Chris is an instructional designer and college faculty member. He has a Master's Degree in Education and also umpires baseball.
Have you ever watched political coverage on your TV or on the Internet? It seems like there is always something happening. As citizens, we have a right to know what is going on at all levels of government, from local to federal. But there is so much to keep up with that you might often feel lost or unable to figure out what's happening.
Fortunately, there are many ways the average person can find political information relevant to him or her. One way is through the use of or participation in linkage institutions, which are very important in connecting citizens to all levels of government. While not formally part of government, their presence is part of what makes political systems work.
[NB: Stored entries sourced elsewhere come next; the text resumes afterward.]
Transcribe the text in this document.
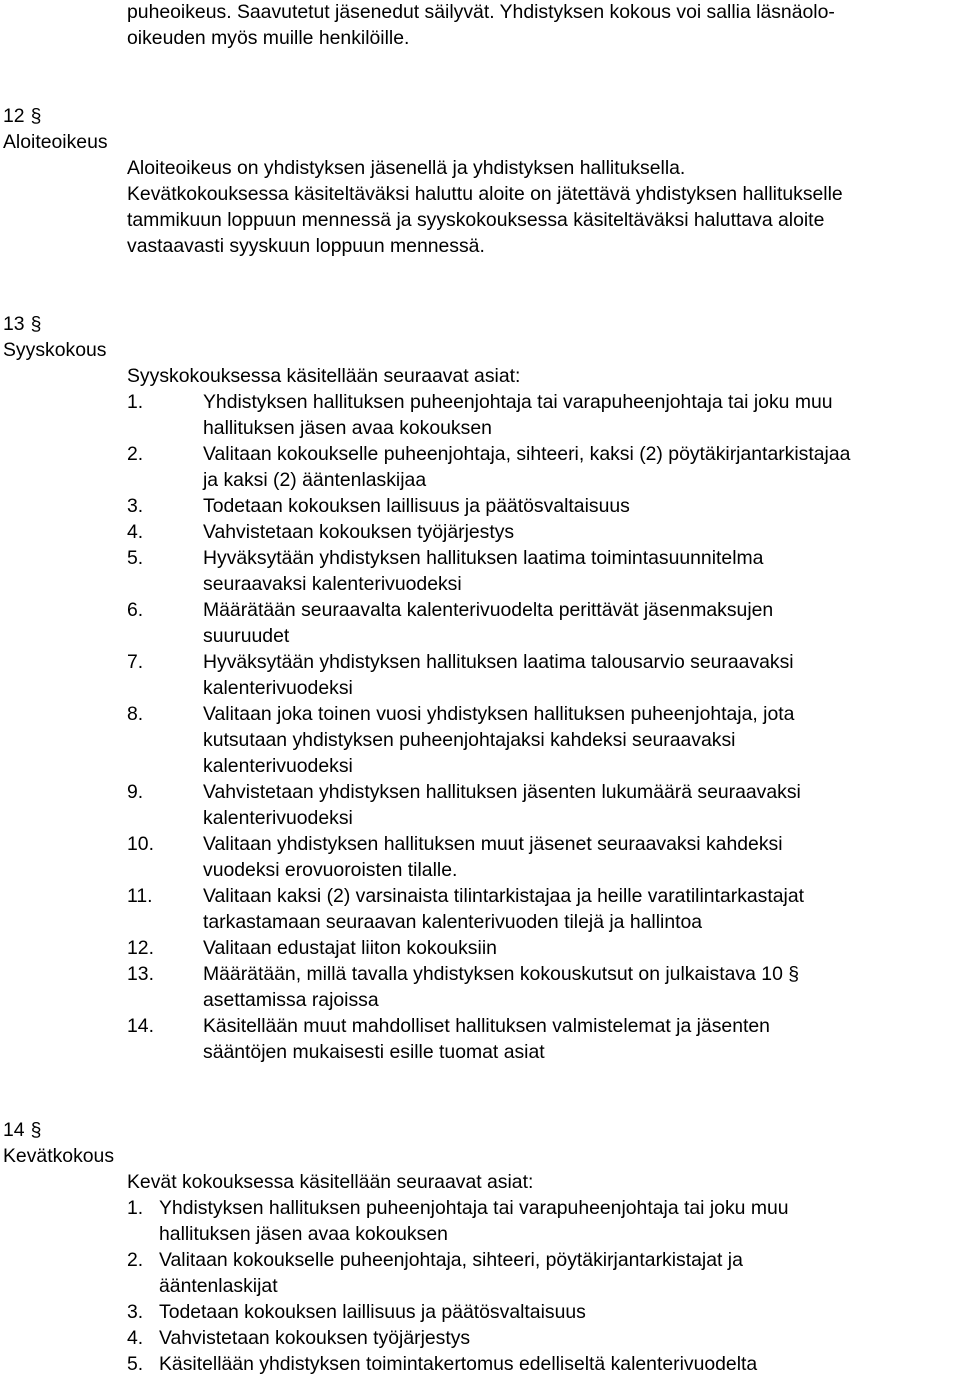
puheoikeus. Saavutetut jäsenedut säilyvät. Yhdistyksen kokous voi sallia läsnäolo-
oikeuden myös muille henkilöille.
12 §
Aloiteoikeus
Aloiteoikeus on yhdistyksen jäsenellä ja yhdistyksen hallituksella.
Kevätkokouksessa käsiteltäväksi haluttu aloite on jätettävä yhdistyksen hallitukselle
tammikuun loppuun mennessä ja syyskokouksessa käsiteltäväksi haluttava aloite
vastaavasti syyskuun loppuun mennessä.
13 §
Syyskokous
Syyskokouksessa käsitellään seuraavat asiat:
1.	Yhdistyksen hallituksen puheenjohtaja tai varapuheenjohtaja tai joku muu
hallituksen jäsen avaa kokouksen
2.	Valitaan kokoukselle puheenjohtaja, sihteeri, kaksi (2) pöytäkirjantarkistajaa
ja kaksi (2) ääntenlaskijaa
3.	Todetaan kokouksen laillisuus ja päätösvaltaisuus
4.	Vahvistetaan kokouksen työjärjestys
5.	Hyväksytään yhdistyksen hallituksen laatima toimintasuunnitelma
seuraavaksi kalenterivuodeksi
6.	Määrätään seuraavalta kalenterivuodelta perittävät jäsenmaksujen
suuruudet
7.	Hyväksytään yhdistyksen hallituksen laatima talousarvio seuraavaksi
kalenterivuodeksi
8.	Valitaan joka toinen vuosi yhdistyksen hallituksen puheenjohtaja, jota
kutsutaan yhdistyksen puheenjohtajaksi kahdeksi seuraavaksi
kalenterivuodeksi
9.	Vahvistetaan yhdistyksen hallituksen jäsenten lukumäärä seuraavaksi
kalenterivuodeksi
10.	Valitaan yhdistyksen hallituksen muut jäsenet seuraavaksi kahdeksi
vuodeksi erovuoroisten tilalle.
11.	Valitaan kaksi (2) varsinaista tilintarkistajaa ja heille varatilintarkastajat
tarkastamaan seuraavan kalenterivuoden tilejä ja hallintoa
12.	Valitaan edustajat liiton kokouksiin
13.	Määrätään, millä tavalla yhdistyksen kokouskutsut on julkaistava 10 §
asettamissa rajoissa
14.	Käsitellään muut mahdolliset hallituksen valmistelemat ja jäsenten
sääntöjen mukaisesti esille tuomat asiat
14 §
Kevätkokous
Kevät kokouksessa käsitellään seuraavat asiat:
1. Yhdistyksen hallituksen puheenjohtaja tai varapuheenjohtaja tai joku muu
hallituksen jäsen avaa kokouksen
2. Valitaan kokoukselle puheenjohtaja, sihteeri, pöytäkirjantarkistajat ja
ääntenlaskijat
3. Todetaan kokouksen laillisuus ja päätösvaltaisuus
4. Vahvistetaan kokouksen työjärjestys
5. Käsitellään yhdistyksen toimintakertomus edelliseltä kalenterivuodelta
There are four main types of linkage institutions: media, interest groups, political parties, and elections. Let's explore some of the ways these linkage institutions enable citizens to connect to their government.
Media: It's Everywhere
Media is everywhere in today's world. Whether it's television, newspapers, books and magazines, the Internet and social media, or other forums, citizens can find out a ton about the political process. Perhaps it's which candidates are running for office, what their platform and ideas might be, and even election results. Please keep in mind, however, that a media source may try to tell you that one candidate is better than another, which is called bias.
Once an official is elected, the media tells you what the politician has been up to, good or bad. This might include information about laws passed, debates and speeches, and appearances for their constituents. Media sources also usually offer an opinion on a politician's performance. In many ways, the media is a watchdog of politicians.
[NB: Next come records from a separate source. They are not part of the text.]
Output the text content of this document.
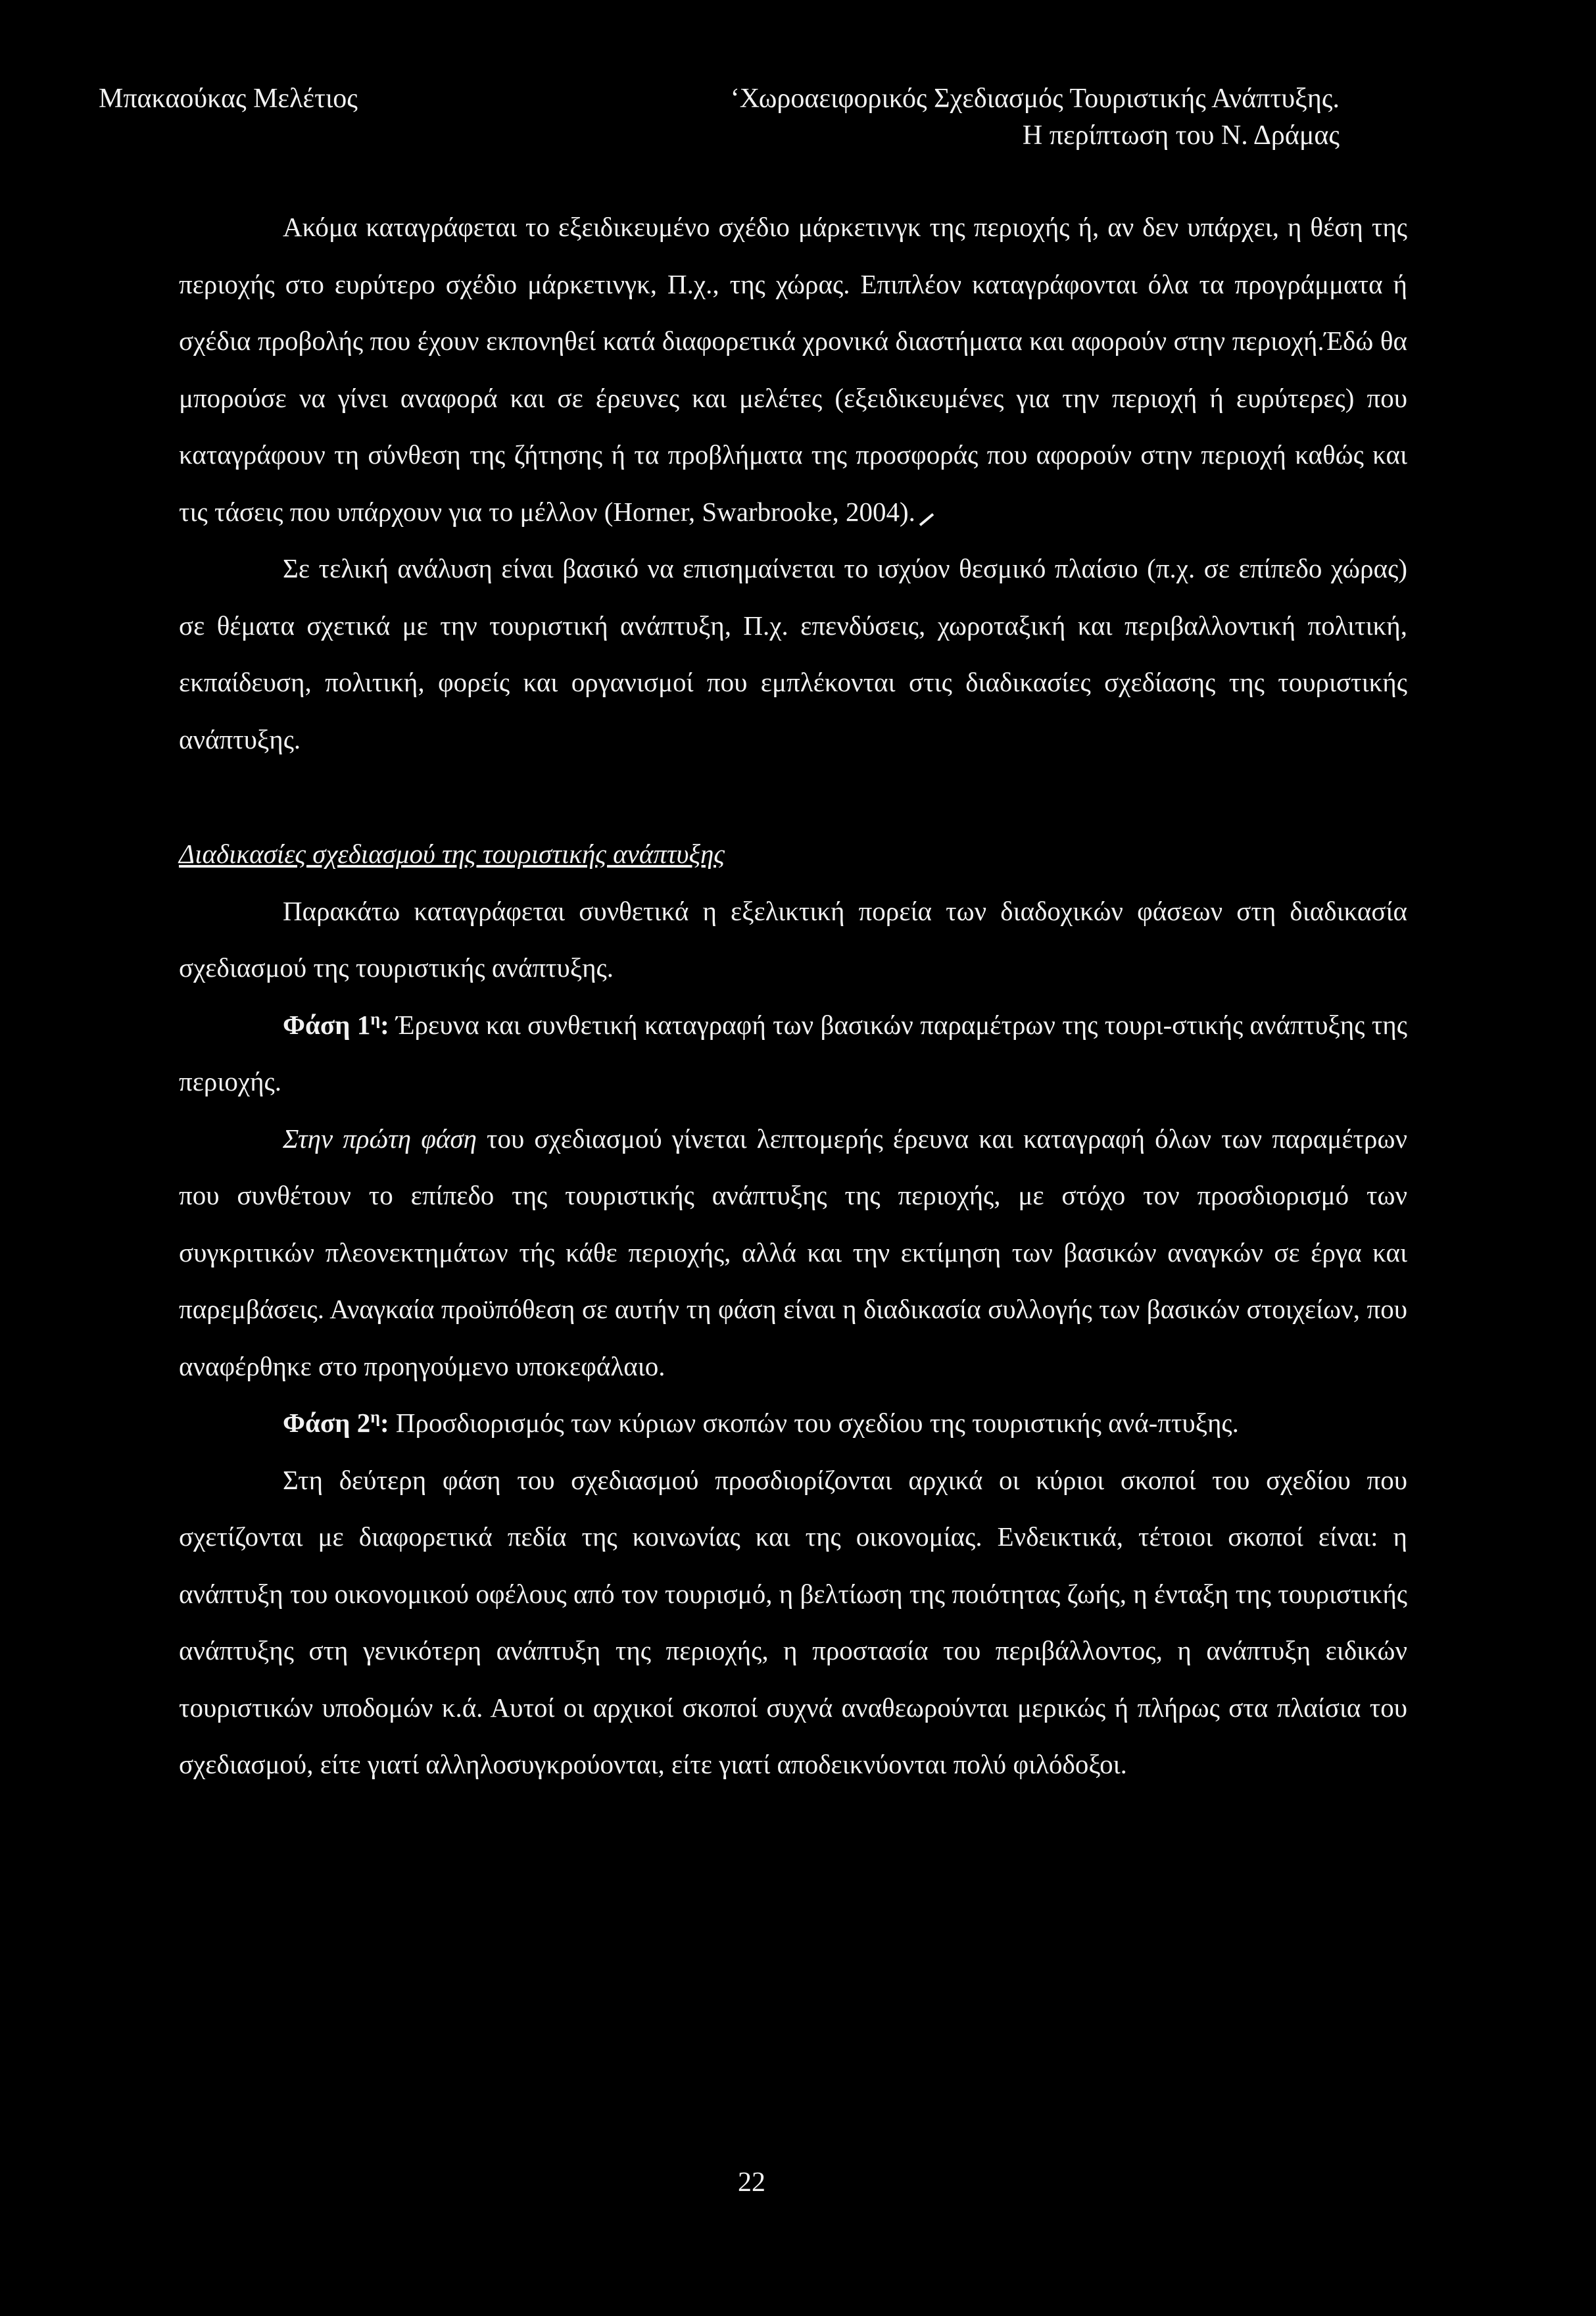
Μπακαούκας Μελέτιος	‘Χωροαειφορικός Σχεδιασμός Τουριστικής Ανάπτυξης.
Η περίπτωση του Ν. Δράμας

Ακόμα καταγράφεται το εξειδικευμένο σχέδιο μάρκετινγκ της περιοχής ή, αν δεν υπάρχει, η θέση της περιοχής στο ευρύτερο σχέδιο μάρκετινγκ, Π.χ., της χώρας. Επιπλέον καταγράφονται όλα τα προγράμματα ή σχέδια προβολής που έχουν εκπονηθεί κατά διαφορετικά χρονικά διαστήματα και αφορούν στην περιοχή.Έδώ θα μπορούσε να γίνει αναφορά και σε έρευνες και μελέτες (εξειδικευμένες για την περιοχή ή ευρύτερες) που καταγράφουν τη σύνθεση της ζήτησης ή τα προβλήματα της προσφοράς που αφορούν στην περιοχή καθώς και τις τάσεις που υπάρχουν για το μέλλον (Horner, Swarbrooke, 2004).

Σε τελική ανάλυση είναι βασικό να επισημαίνεται το ισχύον θεσμικό πλαίσιο (π.χ. σε επίπεδο χώρας) σε θέματα σχετικά με την τουριστική ανάπτυξη, Π.χ. επενδύσεις, χωροταξική και περιβαλλοντική πολιτική, εκπαίδευση, πολιτική, φορείς και οργανισμοί που εμπλέκονται στις διαδικασίες σχεδίασης της τουριστικής ανάπτυξης.

Διαδικασίες σχεδιασμού της τουριστικής ανάπτυξης

Παρακάτω καταγράφεται συνθετικά η εξελικτική πορεία των διαδοχικών φάσεων στη διαδικασία σχεδιασμού της τουριστικής ανάπτυξης.

Φάση $1^\eta$: Έρευνα και συνθετική καταγραφή των βασικών παραμέτρων της τουρι-στικής ανάπτυξης της περιοχής.

Στην πρώτη φάση του σχεδιασμού γίνεται λεπτομερής έρευνα και καταγραφή όλων των παραμέτρων που συνθέτουν το επίπεδο της τουριστικής ανάπτυξης της περιοχής, με στόχο τον προσδιορισμό των συγκριτικών πλεονεκτημάτων τής κάθε περιοχής, αλλά και την εκτίμηση των βασικών αναγκών σε έργα και παρεμβάσεις. Αναγκαία προϋπόθεση σε αυτήν τη φάση είναι η διαδικασία συλλογής των βασικών στοιχείων, που αναφέρθηκε στο προηγούμενο υποκεφάλαιο.

Φάση $2^\eta$: Προσδιορισμός των κύριων σκοπών του σχεδίου της τουριστικής ανά-πτυξης.

Στη δεύτερη φάση του σχεδιασμού προσδιορίζονται αρχικά οι κύριοι σκοποί του σχεδίου που σχετίζονται με διαφορετικά πεδία της κοινωνίας και της οικονομίας. Ενδεικτικά, τέτοιοι σκοποί είναι: η ανάπτυξη του οικονομικού οφέλους από τον τουρισμό, η βελτίωση της ποιότητας ζωής, η ένταξη της τουριστικής ανάπτυξης στη γενικότερη ανάπτυξη της περιοχής, η προστασία του περιβάλλοντος, η ανάπτυξη ειδικών τουριστικών υποδομών κ.ά. Αυτοί οι αρχικοί σκοποί συχνά αναθεωρούνται μερικώς ή πλήρως στα πλαίσια του σχεδιασμού, είτε γιατί αλληλοσυγκρούονται, είτε γιατί αποδεικνύονται πολύ φιλόδοξοι.

22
Interest Groups: Expressing Preferences
Many groups exist with the primary mission of protecting a particular set of concerns they hold near and dear about a politically relevant topic. Called interest groups, or lobby groups, they are seemingly countless in both quantity and the issues they fight for. They can represent groups of issues or groups of people. Some well-known examples of very influential interest groups include The National Organization of Women, The United Farm Workers of America, and the National Rifle Association.
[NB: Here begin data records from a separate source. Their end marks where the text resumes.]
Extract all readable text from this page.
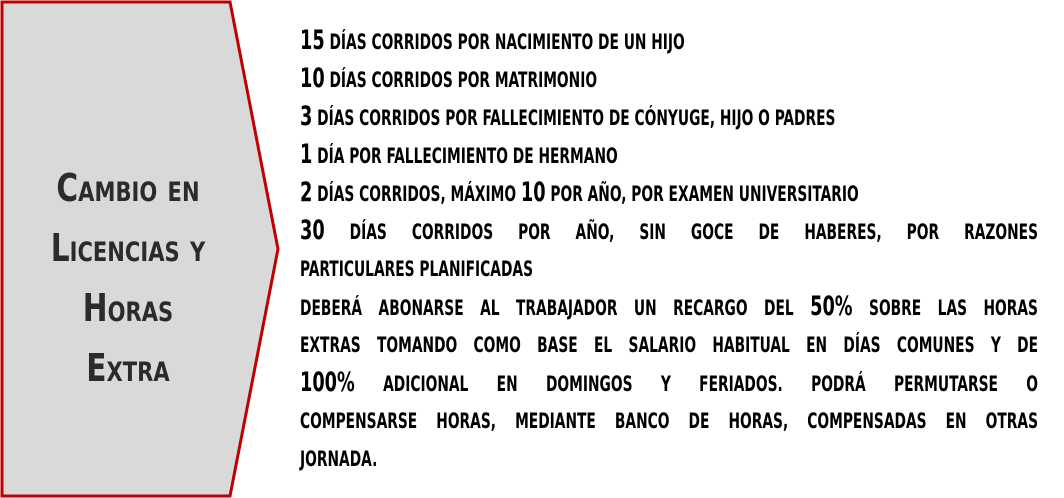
Cambio en
Licencias y
Horas Extra
15 DÍAS CORRIDOS POR NACIMIENTO DE UN HIJO
10 DÍAS CORRIDOS POR MATRIMONIO
3 DÍAS CORRIDOS POR FALLECIMIENTO DE CÓNYUGE, HIJO O PADRES
1 DÍA POR FALLECIMIENTO DE HERMANO
2 DÍAS CORRIDOS, MÁXIMO 10 POR AÑO, POR EXAMEN UNIVERSITARIO
30 DÍAS CORRIDOS POR AÑO, SIN GOCE DE HABERES, POR RAZONES
PARTICULARES PLANIFICADAS
DEBERÁ ABONARSE AL TRABAJADOR UN RECARGO DEL 50% SOBRE LAS HORAS
EXTRAS TOMANDO COMO BASE EL SALARIO HABITUAL EN DÍAS COMUNES Y DE
100% ADICIONAL EN DOMINGOS Y FERIADOS. PODRÁ PERMUTARSE O
COMPENSARSE HORAS, MEDIANTE BANCO DE HORAS, COMPENSADAS EN OTRAS
JORNADA.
There are many ways in which interest groups impact government. Some of these include raising money for a candidate who supports their mission, trying to persuade voters to elect a certain candidate, or attempting to influence what laws are passed. Interest groups use many approaches, including letter writing, appearing in the media, or using grassroots methods, which are attempts to rally people around them starting at a minimal level, like at a small town meeting.
Political Parties: Divisiveness
Political parties are the most divisive type of linkage institutions, and they are at the forefront of the United States' democracy. The two major political parties in the U.S. are the Democrats and the Republicans. Political parties tend to be a bit more general in their beliefs when compared to interest groups. For example, the Republican Party might have a set of beliefs and ideologies that align with dozens of interest groups. The ultimate goal of each party is to get as many of their members elected as possible to control what the government does.
When it comes to picking a candidate to vote for, many people tend to choose the one whose political party beliefs line up most closely to their own. For example, if taking care of the environment is a big priority to an individual, he or she will likely vote for a candidate who supports the same. Political parties tend to find the voters that best match a candidate and get out to garner their support.
Elections: Participation at Its Best
Elections are, in many ways, a culmination of the three different linkage institutions we've already covered. Leading up to an election, the campaign process includes political parties finding an ideal candidate, as well as dealing with the pressure and influence of interest groups. And of course, the whole process will be covered significantly by the media. All of this is done to get citizens to cast their vote for a specific candidate.
The process of an election from campaign to vote is a long and arduous one. The time it takes to actually cast a vote (the ultimate power of the people) from the start of the campaign process is quite lengthy. While elections are the most basic form of linkage institutions, they are perhaps the most important because they provide citizens with a direct voice to the government. If a person does not like that an interest group pressures a candidate, for example, that person can exhibit his or her power by simply not voting for that candidate. This is the most fundamental form of contact with the government in the United States.
Democracy is government controlled by the people. In the U.S., representative democracy is the type of democracy used to get the candidates of political parties elected into office, which is often done with the help of different media sources and interest groups. Theoretically, those who are elected to political office are there to represent the people and should be accessible at all times. Linkage institutions are the mechanisms that enable this access, and there are four main types, including the media, interest groups, political parties, and elections.
Ultimately, the goal of linkage institutions is to provide the most possible access to elected officials by the people who elected them. Though mostly informal, they are vital to the American political process.